La euforia de lo nuevo y la gracia de ser extranjero le duraron hasta que los días empezaron a hacerse más cortos y el calor de sol se convirtió en un recuerdo.
Con una ambición impaciente, porque el idioma le parecía una fiera indomable, Ulises trató de leer el periódico desde el principio. Como no entendía nada, se contentaba con ver las imágenes y a veces, por el contexto, le parecía entender una que otra palabra de los pies de foto.
Antes de resignarse a dejar el experimento, decidió buscar una sección en el periódico que creyó que sería fácil de descifrar: la sección de obituarios.
Sabía bastante bien cómo se decían en su propio idioma las palabras de despedida y condolencia, “por lo menos sabré lamentarme en alemán”, pensaba.
Tuvo dos sorpresas al escarbar en el periódico, la primera fue que encontró los obituarios en la sección de “Economía” y la segunda, que el género de “la” muerte en alemán es masculino y entonces recordó la película El séptimo sello en donde la muerte es un hombre calvo, huesudo y hábil jugador de Ajedrez.
Sin embargo, la más contundente de las sorpresas llegó después, cuando el invierno se había instalado y oscurecía los ánimos de todos, extranjeros y locales. Ulises ya conocía bien unas cuantas palabras de condolencia y maneras más o menos sobrias de despedirse.
Estaba en uno de sus cafés favoritos, con el periódico abierto en toda la extensión de sus brazos y entonces, perdido entre las grandes esquelas enmarcadas en negro, vislumbró un cuadrito con su nombre:
Ulises Carranza, y las palabras de siempre: “Gestorben”, “Trauerfeier”, y “Abschied”.
Dio un trago a su café para pasarse la bola de papel secante en que se convirtió la mordida de cruasán que acababa de dar y sacó su diccionario. Volvió a buscar el significado de las palabras que ya conocía: muerto, funeral y despedida. Las dos palabras que conformaban su nombre no aparecían en ningún diccionario. ¿Se trataba de alguien con el mismo nombre? ¿Sería algún pariente?
El funeral iba a ser en dos días en un cementerio céntrico de Berlín. Fue. Había un pequeño grupo de personas de las que no pudo reconocer a ninguna. Preguntó en su alemán recién estrenado a un hombre altísimo que estaba a su lado, qué relación tenía con Ulises, una pregunta que salió sola de su boca mientras veía como hipnotizado el féretro que le pareció demasiado grande. El hombre contestó:
-Freund -y luego en un español sin sombras aclaró: -Amigo. ¿Y usted? -sonrió amable. -No sé -fue lo más sincero que pudo contestar.

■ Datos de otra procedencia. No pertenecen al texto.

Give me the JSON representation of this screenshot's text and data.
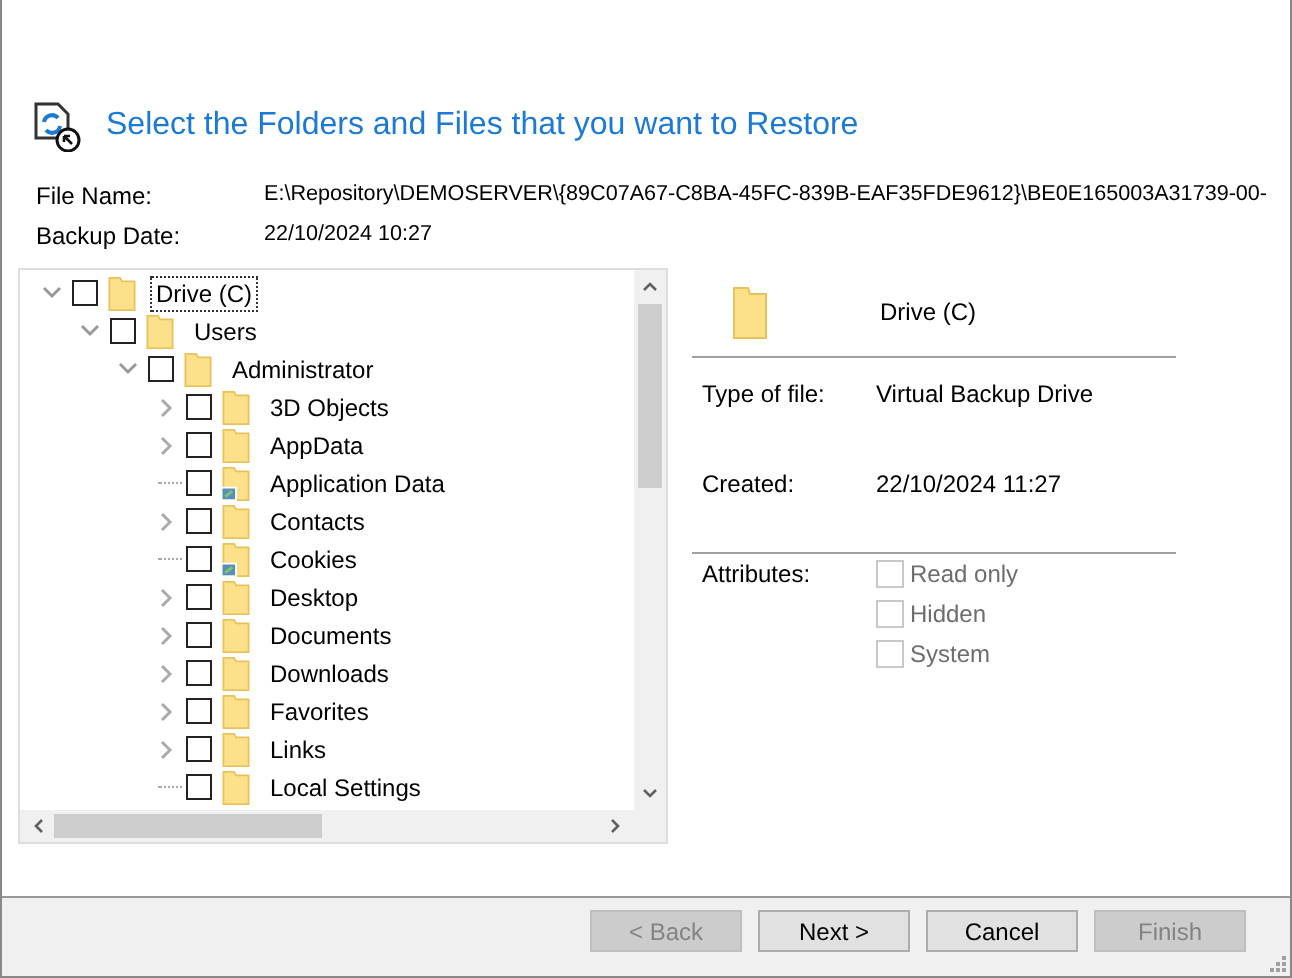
{
  "header": {
    "title": "Select the Folders and Files that you want to Restore"
  },
  "info": [
    {
      "label": "File Name:",
      "value": "E:\\Repository\\DEMOSERVER\\{89C07A67-C8BA-45FC-839B-EAF35FDE9612}\\BE0E165003A31739-00-"
    },
    {
      "label": "Backup Date:",
      "value": "22/10/2024 10:27"
    }
  ],
  "tree": [
    {
      "label": "Drive (C)",
      "expanded": true,
      "checked": false,
      "shortcut": false,
      "focused": true,
      "children": [
        {
          "label": "Users",
          "expanded": true,
          "checked": false,
          "shortcut": false,
          "focused": false,
          "children": [
            {
              "label": "Administrator",
              "expanded": true,
              "checked": false,
              "shortcut": false,
              "focused": false,
              "children": [
                {
                  "label": "3D Objects",
                  "expanded": false,
                  "checked": false,
                  "shortcut": false,
                  "focused": false
                },
                {
                  "label": "AppData",
                  "expanded": false,
                  "checked": false,
                  "shortcut": false,
                  "focused": false
                },
                {
                  "label": "Application Data",
                  "checked": false,
                  "shortcut": true,
                  "focused": false
                },
                {
                  "label": "Contacts",
                  "expanded": false,
                  "checked": false,
                  "shortcut": false,
                  "focused": false
                },
                {
                  "label": "Cookies",
                  "checked": false,
                  "shortcut": true,
                  "focused": false
                },
                {
                  "label": "Desktop",
                  "expanded": false,
                  "checked": false,
                  "shortcut": false,
                  "focused": false
                },
                {
                  "label": "Documents",
                  "expanded": false,
                  "checked": false,
                  "shortcut": false,
                  "focused": false
                },
                {
                  "label": "Downloads",
                  "expanded": false,
                  "checked": false,
                  "shortcut": false,
                  "focused": false
                },
                {
                  "label": "Favorites",
                  "expanded": false,
                  "checked": false,
                  "shortcut": false,
                  "focused": false
                },
                {
                  "label": "Links",
                  "expanded": false,
                  "checked": false,
                  "shortcut": false,
                  "focused": false
                },
                {
                  "label": "Local Settings",
                  "checked": false,
                  "shortcut": false,
                  "focused": false
                }
              ]
            }
          ]
        }
      ]
    }
  ],
  "details": {
    "name": "Drive (C)",
    "fields": [
      {
        "label": "Type of file:",
        "value": "Virtual Backup Drive"
      },
      {
        "label": "Created:",
        "value": "22/10/2024 11:27"
      }
    ],
    "attributes_label": "Attributes:",
    "attributes": [
      {
        "label": "Read only",
        "checked": false,
        "disabled": true
      },
      {
        "label": "Hidden",
        "checked": false,
        "disabled": true
      },
      {
        "label": "System",
        "checked": false,
        "disabled": true
      }
    ]
  },
  "buttons": [
    {
      "label": "< Back",
      "disabled": true
    },
    {
      "label": "Next >",
      "disabled": false
    },
    {
      "label": "Cancel",
      "disabled": false
    },
    {
      "label": "Finish",
      "disabled": true
    }
  ]
}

Estuvo hasta el final de una ceremonia sobria y breve para escuchar de nuevo su nombre con la r de Carranza dicha desde la garganta del Pastor. Había ido a pocos entierros en México, pero nunca a uno tan austero como este.
Bajaron el ataúd a la profundidad de la tierra helada y luego todos se fueron en silencio. Un par de enterradores platicaron animadamente entre paladas sin darse por enterados de la presencia de Ulises. Aplanaron el montículo fresco con el dorso de sus palas. Luego fumaron y compartieron café humeante que sirvieron de un termo en unas tacitas de plástico. Los vio irse, balanceándose sobre sus pasos como dos marineros recién bajados del barco.
A partir de ese día lo inundó una paz desconocida. Su propia voz dejó de insistir en las diferencias entre aquí y allá y las recriminaciones porque todo era de otra manera se fueron apagando en su cabeza. Por fin había silencio. Por fin, desde su llegada a Berlín, podía descansar. Estaba en paz.
Escuchaba a lo lejos el murmullo del otro idioma pero ya no sentía la punzada de cada palabra no entendida. Ahora, simplemente, flotaba en un mar sereno a bordo de su extraña balsa mental. Pasaba los días a la deriva viajando en el metro de una punta a la otra de la ciudad.
Un día, en una estación casi vacía, se subió el hombre alto que había conocido en el entierro. No lo reconoció hasta que se sentó a su lado: -Amigo mío -le dijo- soy Ulises despertó de golpe después de varios meses de limbo.
-¿La muerte? Pero si la muerte es mujer… -creyó recordar El hombre sonrió paciente. -En México, en español… Sí, es verdad- Y lo miró directo a los ojos: -Aquí soy yo.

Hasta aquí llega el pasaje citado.